In a Redis cluster instance with N data shards, a single shard failure triggers a master-replica failover. During failover — which typically lasts from a few seconds to tens of seconds — all requests routed to that shard fail. If traffic is evenly distributed across shards, the theoretical failure rate is 1/N.
In practice, the actual failure rate often exceeds this theoretical value. The following sections explain the three causes and how to address each one. The examples use a cluster instance that contains two data shards and runs in proxy mode.
In direct connection mode, only multi-key commands cause the actual failure rate to exceed 1/N.
Why the actual failure rate exceeds 1/N
The three causes fall into two layers:
Protocol layer: Multi-key commands that span the failing shard
Client layer: Single-connection async clients and connection pool exhaustion
Multi-key commands touch the failing shard
When a command references keys distributed across multiple shards, a single shard failure can cause the entire command to fail — not just the portion targeting the unavailable shard.

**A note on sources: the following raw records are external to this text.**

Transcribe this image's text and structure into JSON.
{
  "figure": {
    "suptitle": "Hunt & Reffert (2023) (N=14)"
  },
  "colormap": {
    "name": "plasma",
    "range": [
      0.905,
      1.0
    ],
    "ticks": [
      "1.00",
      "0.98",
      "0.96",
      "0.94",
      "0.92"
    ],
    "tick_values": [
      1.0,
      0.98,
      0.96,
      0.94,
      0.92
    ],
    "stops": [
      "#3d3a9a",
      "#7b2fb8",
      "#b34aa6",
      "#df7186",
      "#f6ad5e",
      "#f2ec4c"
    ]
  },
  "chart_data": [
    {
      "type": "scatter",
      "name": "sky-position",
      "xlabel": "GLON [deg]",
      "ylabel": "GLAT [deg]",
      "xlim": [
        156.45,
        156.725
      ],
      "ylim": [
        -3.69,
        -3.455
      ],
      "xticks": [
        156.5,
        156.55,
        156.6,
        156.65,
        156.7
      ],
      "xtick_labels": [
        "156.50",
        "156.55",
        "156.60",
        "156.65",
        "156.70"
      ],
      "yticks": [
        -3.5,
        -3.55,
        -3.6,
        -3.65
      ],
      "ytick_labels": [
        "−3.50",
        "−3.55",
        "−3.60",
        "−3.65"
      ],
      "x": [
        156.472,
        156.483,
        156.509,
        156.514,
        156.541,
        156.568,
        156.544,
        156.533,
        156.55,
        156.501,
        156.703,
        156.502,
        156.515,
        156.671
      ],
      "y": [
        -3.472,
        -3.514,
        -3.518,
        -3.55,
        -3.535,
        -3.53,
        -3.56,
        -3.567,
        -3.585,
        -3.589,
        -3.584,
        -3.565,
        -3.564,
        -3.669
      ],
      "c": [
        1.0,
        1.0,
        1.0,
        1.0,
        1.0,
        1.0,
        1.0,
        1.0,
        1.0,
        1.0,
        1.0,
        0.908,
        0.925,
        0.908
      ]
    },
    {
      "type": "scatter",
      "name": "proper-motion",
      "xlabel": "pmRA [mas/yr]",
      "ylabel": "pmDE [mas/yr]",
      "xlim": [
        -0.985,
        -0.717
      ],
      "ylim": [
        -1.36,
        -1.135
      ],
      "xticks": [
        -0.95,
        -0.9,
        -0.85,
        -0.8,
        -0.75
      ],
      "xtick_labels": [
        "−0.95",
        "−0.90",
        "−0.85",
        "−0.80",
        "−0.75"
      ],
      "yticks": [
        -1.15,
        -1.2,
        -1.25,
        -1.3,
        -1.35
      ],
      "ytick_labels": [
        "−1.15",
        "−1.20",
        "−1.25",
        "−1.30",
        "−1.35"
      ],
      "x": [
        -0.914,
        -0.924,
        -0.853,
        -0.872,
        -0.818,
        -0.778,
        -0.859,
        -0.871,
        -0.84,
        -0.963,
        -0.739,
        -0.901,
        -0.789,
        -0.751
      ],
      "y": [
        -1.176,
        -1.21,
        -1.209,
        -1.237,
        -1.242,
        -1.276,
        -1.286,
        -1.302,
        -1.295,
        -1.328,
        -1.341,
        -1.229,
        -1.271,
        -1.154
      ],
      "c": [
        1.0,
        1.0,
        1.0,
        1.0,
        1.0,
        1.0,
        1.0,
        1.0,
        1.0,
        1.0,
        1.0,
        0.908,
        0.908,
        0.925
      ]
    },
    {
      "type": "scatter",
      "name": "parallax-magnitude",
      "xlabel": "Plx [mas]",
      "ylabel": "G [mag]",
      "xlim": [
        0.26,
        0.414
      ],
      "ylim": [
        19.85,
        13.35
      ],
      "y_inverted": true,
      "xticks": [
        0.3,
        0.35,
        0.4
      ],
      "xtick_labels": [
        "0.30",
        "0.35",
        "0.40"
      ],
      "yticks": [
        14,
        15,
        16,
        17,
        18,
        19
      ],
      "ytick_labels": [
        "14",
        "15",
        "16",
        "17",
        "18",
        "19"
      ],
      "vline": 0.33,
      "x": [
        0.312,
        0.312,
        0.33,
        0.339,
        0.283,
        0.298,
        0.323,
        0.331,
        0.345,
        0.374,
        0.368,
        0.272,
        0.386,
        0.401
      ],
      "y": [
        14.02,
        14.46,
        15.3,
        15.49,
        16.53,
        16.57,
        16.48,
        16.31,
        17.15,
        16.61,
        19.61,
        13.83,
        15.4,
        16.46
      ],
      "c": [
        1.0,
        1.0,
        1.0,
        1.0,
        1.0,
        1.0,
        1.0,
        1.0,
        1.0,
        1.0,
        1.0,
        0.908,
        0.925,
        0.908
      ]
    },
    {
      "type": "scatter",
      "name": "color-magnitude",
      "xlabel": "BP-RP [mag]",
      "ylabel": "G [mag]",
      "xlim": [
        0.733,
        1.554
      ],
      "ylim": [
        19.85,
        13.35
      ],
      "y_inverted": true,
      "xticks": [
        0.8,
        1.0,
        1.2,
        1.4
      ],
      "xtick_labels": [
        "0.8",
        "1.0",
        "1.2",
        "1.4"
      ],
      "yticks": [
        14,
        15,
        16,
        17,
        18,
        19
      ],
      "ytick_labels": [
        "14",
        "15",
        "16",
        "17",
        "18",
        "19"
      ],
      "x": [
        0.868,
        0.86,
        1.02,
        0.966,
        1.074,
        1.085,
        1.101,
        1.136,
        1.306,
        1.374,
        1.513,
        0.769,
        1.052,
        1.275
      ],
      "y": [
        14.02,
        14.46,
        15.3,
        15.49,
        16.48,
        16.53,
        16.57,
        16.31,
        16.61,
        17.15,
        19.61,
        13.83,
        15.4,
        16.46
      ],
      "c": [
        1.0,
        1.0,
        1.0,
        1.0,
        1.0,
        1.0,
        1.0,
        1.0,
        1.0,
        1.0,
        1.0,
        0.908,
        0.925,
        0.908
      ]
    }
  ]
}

Proxy mode: The proxy splits multi-key commands into subcommands and routes each one to the corresponding shard via the routing table.
Direct connection mode: The client sends each subcommand directly to the corresponding shard.
If any subcommand targets a failing shard, the full request fails, as shown below.
Fix: Minimize the number of keys per command to reduce the blast radius of a shard failure.
Single-connection clients propagate one failure to subsequent requests
Some clients, such as Lettuce, multiplex requests asynchronously over a single connection. Redis Serialization Protocol (RESP) requires responses to be returned in the same order as requests were sent. If an intermediate request fails — for example, GET key2 fails because its target shard is unavailable — the client cannot receive the response to any request sent after it, even if those requests succeeded.
Fix: Switch to a client that supports connection pooling, such as Jedis.
Connection pool exhaustion blocks or fails new requests
Connection pool clients have a configurable maximum number of connections. When all connections are occupied and no idle connections are available, new requests either fail or block — depending on the blockWhenExhausted setting.
Consider a Jedis client with maxTotal set to 3 and timeout set to 2000 ms. If three GET key2 requests are initiated within 2 seconds and the target shard is slow or unresponsive, all three connections stay open until they time out. The pool is exhausted for the full 2 seconds, and any new request during this window either fails immediately or blocks until a connection is released.
Fix: Set an appropriate JedisPool resource pool size and reduce the timeout value to 200–300 ms instead of the default 2,000 ms. A shorter timeout limits how long a failing connection occupies the pool, so healthy requests proceed faster.